I lifted the chipboard floor in our loft to check some wiring.
Found that the insulation between the joists was made of old newspaper, plastic bags, some rockwool and a coat still on the hanger carefully bottoned up and placed in between the joists.
I kept that coat hanging in the loft for many years, it amused me.
 
Renovating bay windows- found some big lumps of newspaper rolled up & stuffed into a gap as backing for plaster. I'll have to find it, it was declaring great loss of local men at the Somme...
 
I had some 1918 newspaper out from the walls in our house.
 
Looks like our house, our living room door was hung to open onto the internal wall, I hung the new one to open out to the external wall (where the switch is). Best of a bad job imho.


I thought that, especially in older houses, doors opened onto the internal wall. This was so that someone entering the room had to open the door fully and physically enter the room, to see what was going on in there.
Opening onto the external wall means someone can "crack" the door a tad, and peek in onto any occupants.
 
I thought that, especially in older houses, doors opened onto the internal wall.

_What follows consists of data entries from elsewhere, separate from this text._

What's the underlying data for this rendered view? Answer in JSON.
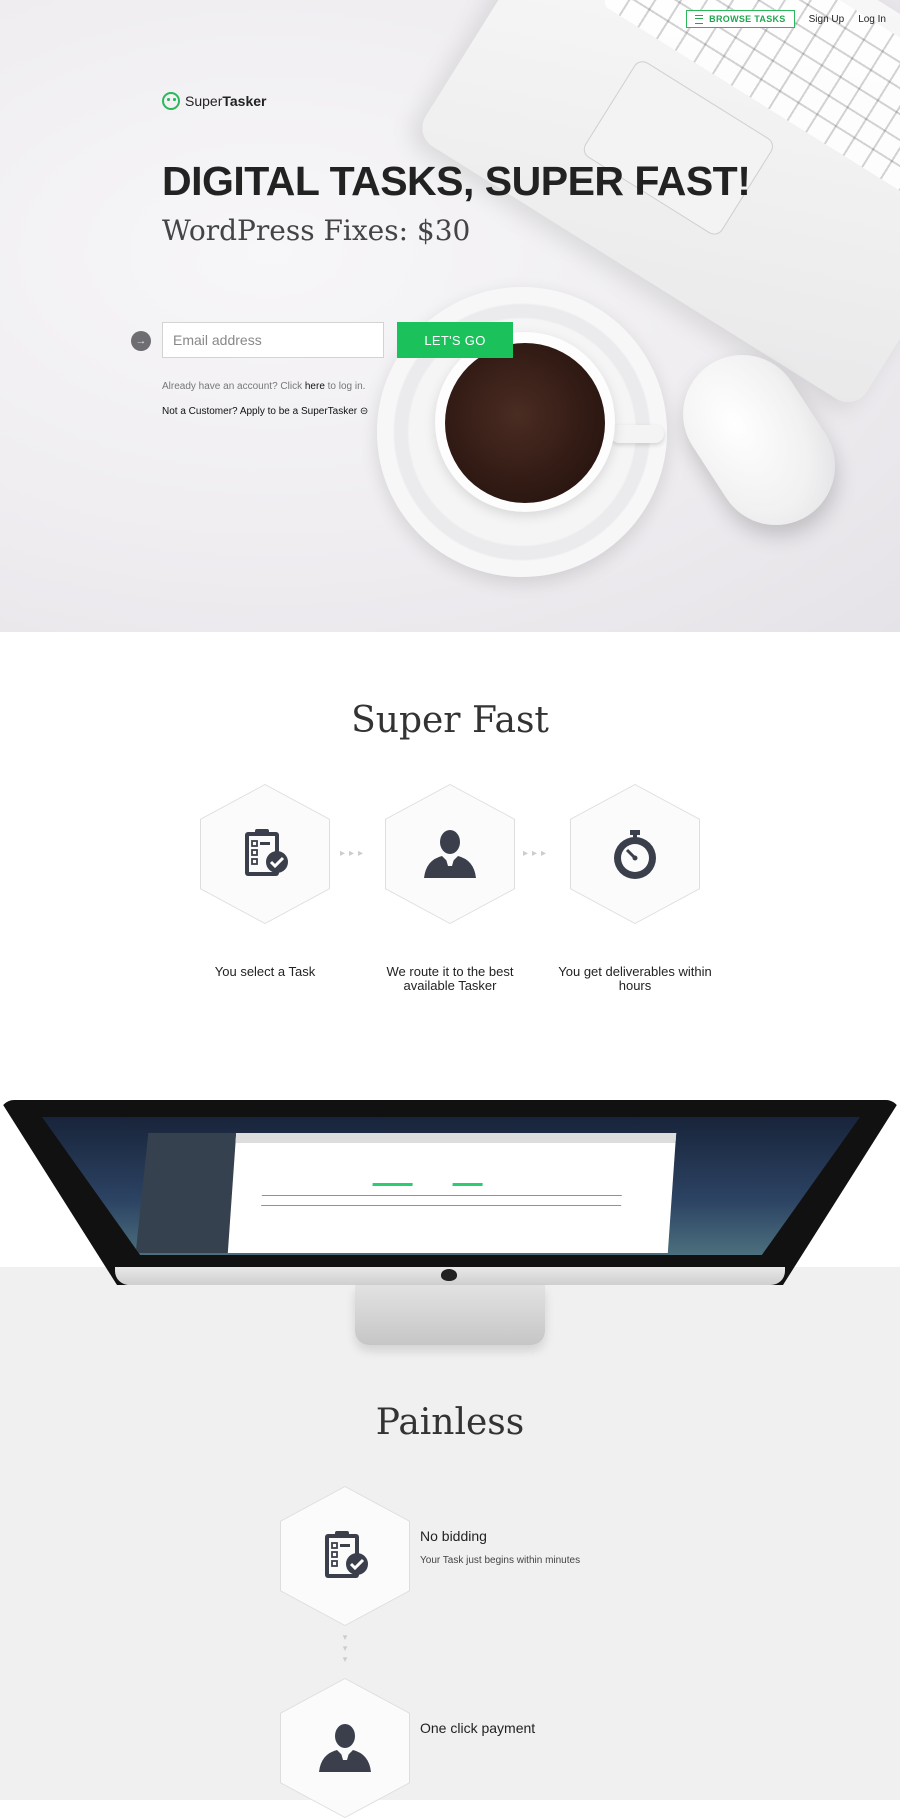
{
  "nav": {
    "browse_label": "BROWSE TASKS",
    "signup_label": "Sign Up",
    "login_label": "Log In"
  },
  "brand": {
    "name_light": "Super",
    "name_bold": "Tasker",
    "accent_color": "#1bc25c"
  },
  "hero": {
    "title": "DIGITAL TASKS, SUPER FAST!",
    "subtitle": "WordPress Fixes: $30",
    "email_placeholder": "Email address",
    "cta_label": "LET'S GO",
    "login_prefix": "Already have an account? Click",
    "login_link": "here",
    "login_suffix": "to log in.",
    "apply_text": "Not a Customer? Apply to be a SuperTasker ⊝"
  },
  "super_fast": {
    "title": "Super Fast",
    "steps": [
      {
        "icon": "clipboard-check-icon",
        "label": "You select a Task"
      },
      {
        "icon": "person-icon",
        "label": "We route it to the best available Tasker"
      },
      {
        "icon": "stopwatch-icon",
        "label": "You get deliverables within hours"
      }
    ]
  },
  "painless": {
    "title": "Painless",
    "features": [
      {
        "icon": "clipboard-check-icon",
        "title": "No bidding",
        "desc": "Your Task just begins within minutes"
      },
      {
        "icon": "person-icon",
        "title": "One click payment",
        "desc": ""
      }
    ]
  }
}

This was so that someone entering the room had to open the door fully and physically enter the room, to see what was going on in there.
Opening onto the external wall means someone can "crack" the door a tad, and peek in onto any occupants.

Interesting!, ours was built 1950's.

Was wondering why they hung them that way round especially the living room.
 
it also diverts draughts towards the wall if the door is slightly ajar.